From here you can continue your investigation using either the View details button or by clicking the Builds page under the EXPLORE section in the left sidebar.

After you open the Builds page switch to the Failure rate tab.

failure-rate-tab.png

On the Builds page, depending on which filters are applied, you can start from the Workspace level which you can see on the upper chart. Using the intelligent breakdown (the 2nd, lower chart) you can drill into the data to find which application, which workflow, which step is causing the build failure rate trend that you are checking.

Let's go through an example. Here on the breakdown chart you can see that we have this application which is failing most frequently in this Workspace:

most-failing-app.png

Filter down to that application, and on the next level you'll find the per Workflow breakdown.

The upper chart now shows what is filtered on, so in this case it's the selected app's failure rate. On the lower, breakdown chart you can see which is the Workflow which fails most frequently.

Let's filter down to that Workflow:

workflow-breakdown-chart.png

The upper chart now reflects this filtering, and the breakdown chart switched over to per Step failure rate. Using the breakdown chart you can find out which Step is causing the failure rate trend that we are investigating.

Under the graphs you can also see the build history which is filtered based on the filters that you set at the top and also on the time range that you set in the top right corner.

Hovering on the bars you can see how long specific Steps took and in which build that step failed.

When you find the builds which correlate with the trend that you're checking then you can quickly jump to the relevant build's page and then continue your investigation there.

failed-build-history.png

Diagnosing bottlenecks causing builds to fail

There’s another page that is worth checking periodically in Insights: the Bottlenecks page:

bottlenecks-menu-option.png

On the Bottlenecks page Insights shows you negative trends from the last 7 days.
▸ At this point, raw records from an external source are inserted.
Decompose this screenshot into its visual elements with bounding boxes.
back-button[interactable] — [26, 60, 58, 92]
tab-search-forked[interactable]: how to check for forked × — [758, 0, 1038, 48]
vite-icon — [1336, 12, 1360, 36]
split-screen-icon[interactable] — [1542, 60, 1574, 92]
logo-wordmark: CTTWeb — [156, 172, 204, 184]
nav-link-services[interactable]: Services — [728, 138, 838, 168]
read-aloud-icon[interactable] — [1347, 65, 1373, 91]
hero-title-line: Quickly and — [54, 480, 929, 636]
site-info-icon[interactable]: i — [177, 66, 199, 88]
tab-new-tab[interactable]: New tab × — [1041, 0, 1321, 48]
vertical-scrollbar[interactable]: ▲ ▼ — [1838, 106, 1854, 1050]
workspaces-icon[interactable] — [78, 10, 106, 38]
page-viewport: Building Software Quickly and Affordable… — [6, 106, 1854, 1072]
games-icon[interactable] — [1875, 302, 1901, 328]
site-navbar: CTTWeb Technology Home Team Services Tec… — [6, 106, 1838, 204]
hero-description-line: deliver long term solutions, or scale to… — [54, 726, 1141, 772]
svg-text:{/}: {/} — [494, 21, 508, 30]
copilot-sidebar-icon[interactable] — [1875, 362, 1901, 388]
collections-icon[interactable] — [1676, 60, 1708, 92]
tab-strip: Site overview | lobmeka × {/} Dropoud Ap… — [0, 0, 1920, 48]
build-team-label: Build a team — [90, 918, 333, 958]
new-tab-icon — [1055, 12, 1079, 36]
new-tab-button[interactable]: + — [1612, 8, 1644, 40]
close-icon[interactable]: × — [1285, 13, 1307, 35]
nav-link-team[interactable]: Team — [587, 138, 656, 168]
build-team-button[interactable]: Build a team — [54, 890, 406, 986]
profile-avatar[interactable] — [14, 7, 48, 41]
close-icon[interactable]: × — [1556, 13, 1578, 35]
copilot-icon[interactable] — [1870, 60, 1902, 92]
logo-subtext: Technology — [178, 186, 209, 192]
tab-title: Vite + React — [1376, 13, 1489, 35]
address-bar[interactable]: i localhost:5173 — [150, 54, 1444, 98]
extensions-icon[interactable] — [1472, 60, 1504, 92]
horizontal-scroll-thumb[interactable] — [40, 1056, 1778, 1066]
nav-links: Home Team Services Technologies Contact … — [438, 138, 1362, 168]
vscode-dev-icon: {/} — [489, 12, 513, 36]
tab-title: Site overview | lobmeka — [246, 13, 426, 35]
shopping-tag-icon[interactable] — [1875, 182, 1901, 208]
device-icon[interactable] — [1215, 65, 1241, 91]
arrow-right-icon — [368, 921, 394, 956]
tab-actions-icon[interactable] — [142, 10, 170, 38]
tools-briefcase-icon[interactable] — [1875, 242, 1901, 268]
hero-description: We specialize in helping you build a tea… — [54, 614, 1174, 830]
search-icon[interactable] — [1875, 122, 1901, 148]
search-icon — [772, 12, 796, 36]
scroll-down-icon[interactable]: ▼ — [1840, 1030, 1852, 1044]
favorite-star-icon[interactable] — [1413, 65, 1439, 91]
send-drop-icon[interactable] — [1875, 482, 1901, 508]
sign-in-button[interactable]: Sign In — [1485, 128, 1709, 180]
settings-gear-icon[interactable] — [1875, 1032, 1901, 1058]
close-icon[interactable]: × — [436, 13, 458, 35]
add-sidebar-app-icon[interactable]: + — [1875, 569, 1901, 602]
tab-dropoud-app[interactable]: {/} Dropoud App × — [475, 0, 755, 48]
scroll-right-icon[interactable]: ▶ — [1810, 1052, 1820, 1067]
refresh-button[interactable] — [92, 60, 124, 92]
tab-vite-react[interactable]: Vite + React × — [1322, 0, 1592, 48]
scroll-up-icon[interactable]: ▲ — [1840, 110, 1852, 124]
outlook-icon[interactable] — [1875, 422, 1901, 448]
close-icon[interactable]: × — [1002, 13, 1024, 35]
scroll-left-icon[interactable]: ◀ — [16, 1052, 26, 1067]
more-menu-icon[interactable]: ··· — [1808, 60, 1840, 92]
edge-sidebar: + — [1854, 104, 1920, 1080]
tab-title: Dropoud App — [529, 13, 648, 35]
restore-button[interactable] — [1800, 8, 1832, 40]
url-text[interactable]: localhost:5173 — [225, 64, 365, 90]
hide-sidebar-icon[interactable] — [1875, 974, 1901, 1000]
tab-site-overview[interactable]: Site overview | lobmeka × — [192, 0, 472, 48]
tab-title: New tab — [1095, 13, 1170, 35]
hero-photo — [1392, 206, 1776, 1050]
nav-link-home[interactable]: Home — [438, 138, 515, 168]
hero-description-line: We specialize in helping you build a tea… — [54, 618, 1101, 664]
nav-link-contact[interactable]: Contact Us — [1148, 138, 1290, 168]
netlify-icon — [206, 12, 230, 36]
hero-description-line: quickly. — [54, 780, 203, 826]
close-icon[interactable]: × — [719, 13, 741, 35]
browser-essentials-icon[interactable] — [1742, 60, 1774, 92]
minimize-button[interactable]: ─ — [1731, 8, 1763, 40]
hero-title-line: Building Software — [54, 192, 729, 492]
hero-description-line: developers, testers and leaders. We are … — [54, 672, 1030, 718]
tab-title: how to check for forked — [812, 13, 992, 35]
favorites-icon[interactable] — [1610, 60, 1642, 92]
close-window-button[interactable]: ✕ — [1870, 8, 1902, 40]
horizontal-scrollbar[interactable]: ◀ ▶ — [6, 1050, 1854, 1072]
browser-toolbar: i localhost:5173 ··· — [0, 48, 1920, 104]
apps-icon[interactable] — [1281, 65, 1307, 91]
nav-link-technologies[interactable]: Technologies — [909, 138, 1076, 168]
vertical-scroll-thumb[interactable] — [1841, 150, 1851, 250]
The relevant bottleneck is the Failing Workflows one, which lists Workflows which consumed the most amount of time to fail. It lists the Workflows based on the time impact of the failing builds.

This is usually a good place to check as the time impact calculation here reflects both how frequently the builds of a given Workflow fail as well as how long those failing builds take. The time impact listed on this page is the total amount build time of the failing builds for that Workflow in the last 7 days. In the example above it means that the bullseye app’s test Workflow builds failed in 73.68% of the cases, and in total those failed builds consumed 1 hour and 38 minutes in the last 7 days.

By listing the Workflows based on time impact instead of based on just the failure rate, the Bottlenecks page helps you to focus on the most impactful build failure trends. As an example, if you have a Workflow which had only a few builds and those all failed, while another Workflow had tens or hundreds of builds and it failed in 50% of the cases, if both Workflows builds are about the same length the second Workflow will be ranked higher, as overall those failed builds caused more wait time for engineers.

Keeping an eye on and improving your build failure rate helps you to reduce wait time during the app development process and to increase the efficiency and productivity of your team.